Symbolic Links in Server 2008/ Vista
This applies to Server 2008 R2 and Windows 7 as well, of course. While this may be old news to some, MaxPC had a good article in their latest issue about using symbolic links in Vista. To paraphrase, symbolic links are like shortcuts but at the OS level, not the file system level. Starting in Vista/Server 2008, Microsoft changed the naming convention for user profile folders which would break applications configured to point to these locations (i.e. c:\documents and settings —> c:\users). So to preserve application functionality Windows uses symbolic links to provide a path to get to the new location via the old paths, even though they don’t exist anymore. Look inside any user’s profile and you will see what look like shortcuts to my documents, local settings, etc. These are directory symbolic links.
The command mklink is used to create links and its options include: symbolic links for a file or a directory, hard links in place of symbolic links, or directory junctions. Directory symbolic links probably get the most use and can be useful to preserve pathing of a folder that has been moved to a new location. The original directory name becomes the symbolic link and cannot exist prior to running mklink.

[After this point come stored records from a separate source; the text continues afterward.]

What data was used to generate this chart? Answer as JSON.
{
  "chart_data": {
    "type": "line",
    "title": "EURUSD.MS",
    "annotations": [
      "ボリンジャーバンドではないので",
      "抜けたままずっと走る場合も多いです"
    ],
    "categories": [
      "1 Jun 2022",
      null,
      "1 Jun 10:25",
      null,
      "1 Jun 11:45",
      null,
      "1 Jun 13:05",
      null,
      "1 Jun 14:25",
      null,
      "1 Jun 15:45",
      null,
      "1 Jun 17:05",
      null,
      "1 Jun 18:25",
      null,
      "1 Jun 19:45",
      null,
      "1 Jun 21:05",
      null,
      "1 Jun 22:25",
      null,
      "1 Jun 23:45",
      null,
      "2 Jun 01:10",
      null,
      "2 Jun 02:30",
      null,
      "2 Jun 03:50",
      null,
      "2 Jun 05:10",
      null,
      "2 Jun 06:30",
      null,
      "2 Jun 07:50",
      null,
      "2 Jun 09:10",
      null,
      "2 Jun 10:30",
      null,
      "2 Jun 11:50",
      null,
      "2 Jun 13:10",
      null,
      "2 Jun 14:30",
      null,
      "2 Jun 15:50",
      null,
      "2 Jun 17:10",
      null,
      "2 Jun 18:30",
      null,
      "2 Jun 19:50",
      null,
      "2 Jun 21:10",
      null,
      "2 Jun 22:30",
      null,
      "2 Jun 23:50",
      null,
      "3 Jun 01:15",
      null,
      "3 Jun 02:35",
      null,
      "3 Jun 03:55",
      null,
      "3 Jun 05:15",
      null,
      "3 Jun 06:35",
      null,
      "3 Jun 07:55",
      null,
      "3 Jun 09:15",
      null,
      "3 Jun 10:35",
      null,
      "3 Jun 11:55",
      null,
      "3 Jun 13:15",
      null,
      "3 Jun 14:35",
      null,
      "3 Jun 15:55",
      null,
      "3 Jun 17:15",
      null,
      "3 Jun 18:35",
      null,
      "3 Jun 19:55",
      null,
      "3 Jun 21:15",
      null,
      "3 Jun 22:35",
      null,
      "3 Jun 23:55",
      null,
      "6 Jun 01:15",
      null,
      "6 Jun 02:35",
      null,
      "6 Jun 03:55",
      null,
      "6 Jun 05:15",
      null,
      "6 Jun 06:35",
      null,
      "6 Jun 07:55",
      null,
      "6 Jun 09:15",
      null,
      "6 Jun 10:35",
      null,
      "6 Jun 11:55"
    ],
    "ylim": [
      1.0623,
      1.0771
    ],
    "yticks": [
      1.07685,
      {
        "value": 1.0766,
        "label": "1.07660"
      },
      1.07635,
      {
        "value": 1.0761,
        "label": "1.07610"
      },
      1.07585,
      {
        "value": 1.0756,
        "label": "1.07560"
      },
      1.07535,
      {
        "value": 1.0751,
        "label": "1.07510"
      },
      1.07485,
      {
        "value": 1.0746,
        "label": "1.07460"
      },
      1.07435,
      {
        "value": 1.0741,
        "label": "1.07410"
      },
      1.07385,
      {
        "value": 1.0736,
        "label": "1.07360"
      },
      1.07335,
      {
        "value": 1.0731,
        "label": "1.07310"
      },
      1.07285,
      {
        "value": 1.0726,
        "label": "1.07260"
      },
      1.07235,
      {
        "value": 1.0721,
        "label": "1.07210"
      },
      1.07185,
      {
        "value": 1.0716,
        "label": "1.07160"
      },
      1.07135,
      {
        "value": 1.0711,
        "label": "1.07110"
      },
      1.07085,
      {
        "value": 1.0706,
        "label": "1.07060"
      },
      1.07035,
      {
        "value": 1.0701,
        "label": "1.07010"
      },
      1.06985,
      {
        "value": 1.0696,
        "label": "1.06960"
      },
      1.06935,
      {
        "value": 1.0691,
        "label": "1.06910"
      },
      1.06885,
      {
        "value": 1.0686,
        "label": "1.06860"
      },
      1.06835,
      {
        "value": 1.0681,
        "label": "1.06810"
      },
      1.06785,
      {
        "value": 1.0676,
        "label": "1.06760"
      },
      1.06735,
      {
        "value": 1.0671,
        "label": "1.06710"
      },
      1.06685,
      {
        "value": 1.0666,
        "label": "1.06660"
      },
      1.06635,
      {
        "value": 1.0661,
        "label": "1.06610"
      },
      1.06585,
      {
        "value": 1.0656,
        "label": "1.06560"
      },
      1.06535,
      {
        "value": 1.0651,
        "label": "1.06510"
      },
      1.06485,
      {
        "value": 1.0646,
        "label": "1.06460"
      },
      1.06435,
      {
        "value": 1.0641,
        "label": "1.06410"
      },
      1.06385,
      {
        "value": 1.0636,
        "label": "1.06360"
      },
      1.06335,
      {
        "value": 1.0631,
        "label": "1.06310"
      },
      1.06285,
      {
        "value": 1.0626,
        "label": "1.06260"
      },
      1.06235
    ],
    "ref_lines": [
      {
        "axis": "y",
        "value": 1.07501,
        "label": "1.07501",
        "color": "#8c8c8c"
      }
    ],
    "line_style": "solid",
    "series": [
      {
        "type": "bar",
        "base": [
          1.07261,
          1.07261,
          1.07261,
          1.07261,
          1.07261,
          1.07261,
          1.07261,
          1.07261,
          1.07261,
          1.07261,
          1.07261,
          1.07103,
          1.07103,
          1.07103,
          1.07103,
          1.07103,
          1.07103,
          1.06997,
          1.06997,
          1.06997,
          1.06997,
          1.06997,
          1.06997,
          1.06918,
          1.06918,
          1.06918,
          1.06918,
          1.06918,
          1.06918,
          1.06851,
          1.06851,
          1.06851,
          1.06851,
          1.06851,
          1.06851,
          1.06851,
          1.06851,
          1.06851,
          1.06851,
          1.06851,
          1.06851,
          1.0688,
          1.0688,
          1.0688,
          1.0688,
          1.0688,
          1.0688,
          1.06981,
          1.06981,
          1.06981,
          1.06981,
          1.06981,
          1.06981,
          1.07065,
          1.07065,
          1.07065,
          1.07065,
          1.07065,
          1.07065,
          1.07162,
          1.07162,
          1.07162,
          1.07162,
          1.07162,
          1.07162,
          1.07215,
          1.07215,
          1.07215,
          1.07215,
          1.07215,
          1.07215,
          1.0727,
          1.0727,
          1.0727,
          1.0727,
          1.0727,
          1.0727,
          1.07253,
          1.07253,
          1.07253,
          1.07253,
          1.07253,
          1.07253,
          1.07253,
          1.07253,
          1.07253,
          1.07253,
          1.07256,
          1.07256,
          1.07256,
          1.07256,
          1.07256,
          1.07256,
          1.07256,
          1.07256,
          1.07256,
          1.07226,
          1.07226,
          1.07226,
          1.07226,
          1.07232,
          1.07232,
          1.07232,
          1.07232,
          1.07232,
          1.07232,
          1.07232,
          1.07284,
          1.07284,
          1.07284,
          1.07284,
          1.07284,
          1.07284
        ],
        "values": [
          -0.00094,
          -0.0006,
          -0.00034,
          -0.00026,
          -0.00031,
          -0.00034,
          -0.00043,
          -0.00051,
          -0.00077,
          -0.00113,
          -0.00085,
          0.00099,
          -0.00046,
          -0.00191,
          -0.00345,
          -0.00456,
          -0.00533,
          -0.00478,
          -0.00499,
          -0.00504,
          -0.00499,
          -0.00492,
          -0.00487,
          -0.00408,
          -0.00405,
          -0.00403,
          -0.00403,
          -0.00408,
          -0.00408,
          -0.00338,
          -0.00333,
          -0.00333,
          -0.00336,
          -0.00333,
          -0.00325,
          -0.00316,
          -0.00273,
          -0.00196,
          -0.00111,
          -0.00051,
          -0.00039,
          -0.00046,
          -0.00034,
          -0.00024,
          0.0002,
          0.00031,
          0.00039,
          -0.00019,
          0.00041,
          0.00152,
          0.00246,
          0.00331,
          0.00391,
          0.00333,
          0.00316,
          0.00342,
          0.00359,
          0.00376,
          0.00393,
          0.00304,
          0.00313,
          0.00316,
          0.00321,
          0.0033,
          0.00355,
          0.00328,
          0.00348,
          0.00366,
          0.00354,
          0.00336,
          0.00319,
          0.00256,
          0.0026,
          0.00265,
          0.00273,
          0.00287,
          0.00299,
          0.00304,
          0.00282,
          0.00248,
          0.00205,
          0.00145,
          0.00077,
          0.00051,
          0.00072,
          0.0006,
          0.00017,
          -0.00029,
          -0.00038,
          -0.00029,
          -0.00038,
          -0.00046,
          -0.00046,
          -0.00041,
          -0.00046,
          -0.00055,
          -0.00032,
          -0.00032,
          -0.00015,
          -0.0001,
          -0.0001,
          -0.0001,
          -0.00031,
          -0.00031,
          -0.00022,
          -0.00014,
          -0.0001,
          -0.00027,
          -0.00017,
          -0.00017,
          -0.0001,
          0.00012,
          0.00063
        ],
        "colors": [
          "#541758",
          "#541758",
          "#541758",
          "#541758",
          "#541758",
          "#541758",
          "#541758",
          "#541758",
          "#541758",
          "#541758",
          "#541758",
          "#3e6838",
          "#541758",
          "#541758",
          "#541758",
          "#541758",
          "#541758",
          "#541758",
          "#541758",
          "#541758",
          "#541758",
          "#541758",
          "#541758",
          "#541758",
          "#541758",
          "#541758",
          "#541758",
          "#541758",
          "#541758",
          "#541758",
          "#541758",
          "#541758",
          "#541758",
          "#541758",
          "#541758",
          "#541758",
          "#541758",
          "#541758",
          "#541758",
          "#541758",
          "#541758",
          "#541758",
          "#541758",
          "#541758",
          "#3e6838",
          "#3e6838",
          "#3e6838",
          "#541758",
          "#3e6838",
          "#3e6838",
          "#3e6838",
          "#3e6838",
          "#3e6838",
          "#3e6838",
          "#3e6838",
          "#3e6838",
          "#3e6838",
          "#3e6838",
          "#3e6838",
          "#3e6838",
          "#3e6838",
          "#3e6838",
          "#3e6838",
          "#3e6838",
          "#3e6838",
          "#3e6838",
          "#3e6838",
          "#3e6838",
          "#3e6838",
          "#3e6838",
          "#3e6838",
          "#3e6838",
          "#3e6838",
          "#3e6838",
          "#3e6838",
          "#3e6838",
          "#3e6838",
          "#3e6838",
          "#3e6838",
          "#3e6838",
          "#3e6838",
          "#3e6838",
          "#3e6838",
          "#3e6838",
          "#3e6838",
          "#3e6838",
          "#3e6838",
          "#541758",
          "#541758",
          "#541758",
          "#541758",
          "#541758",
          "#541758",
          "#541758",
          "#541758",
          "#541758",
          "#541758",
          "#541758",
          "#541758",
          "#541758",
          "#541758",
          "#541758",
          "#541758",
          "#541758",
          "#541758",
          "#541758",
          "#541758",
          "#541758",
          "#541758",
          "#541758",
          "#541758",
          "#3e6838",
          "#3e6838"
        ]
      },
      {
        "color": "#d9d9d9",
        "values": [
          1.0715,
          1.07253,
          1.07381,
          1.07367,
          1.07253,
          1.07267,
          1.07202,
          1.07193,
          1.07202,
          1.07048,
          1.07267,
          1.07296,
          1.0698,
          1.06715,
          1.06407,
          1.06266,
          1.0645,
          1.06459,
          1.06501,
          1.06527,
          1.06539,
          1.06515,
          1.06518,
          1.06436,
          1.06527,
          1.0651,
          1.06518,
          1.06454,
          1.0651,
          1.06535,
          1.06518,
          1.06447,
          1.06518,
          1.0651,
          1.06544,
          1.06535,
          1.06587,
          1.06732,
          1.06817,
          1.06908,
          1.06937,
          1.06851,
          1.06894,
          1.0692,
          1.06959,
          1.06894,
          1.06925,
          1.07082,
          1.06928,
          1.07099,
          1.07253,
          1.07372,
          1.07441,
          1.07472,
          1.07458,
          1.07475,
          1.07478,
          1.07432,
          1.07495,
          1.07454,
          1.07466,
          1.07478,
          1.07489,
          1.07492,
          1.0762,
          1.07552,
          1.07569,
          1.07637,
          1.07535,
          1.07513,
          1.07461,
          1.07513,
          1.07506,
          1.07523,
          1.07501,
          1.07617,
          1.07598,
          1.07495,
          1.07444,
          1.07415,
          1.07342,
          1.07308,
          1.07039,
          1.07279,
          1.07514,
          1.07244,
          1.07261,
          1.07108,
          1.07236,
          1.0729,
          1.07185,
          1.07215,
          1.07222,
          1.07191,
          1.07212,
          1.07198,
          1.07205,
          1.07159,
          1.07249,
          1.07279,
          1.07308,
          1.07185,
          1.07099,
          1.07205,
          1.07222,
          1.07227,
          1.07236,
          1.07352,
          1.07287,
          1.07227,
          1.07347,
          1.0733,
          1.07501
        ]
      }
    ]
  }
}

C:\Windows\system32>mklink /D c:\test c:\newtest
Cannot create a file when that file already exists.
C:\Windows\system32>mklink /D c:\test c:\newtest
symbolic link created for c:\test <<===>> c:\newtest
Now any reads or writes looking for c:\test will be seamlessly pointed to c:\newtest and the application won’t know the difference. Hard links are used to point directly to a file so the OS will treat the link like it’s the actual file, while soft links behave more like shortcuts. Links can be deleted directly in the file system just like any other file or folder.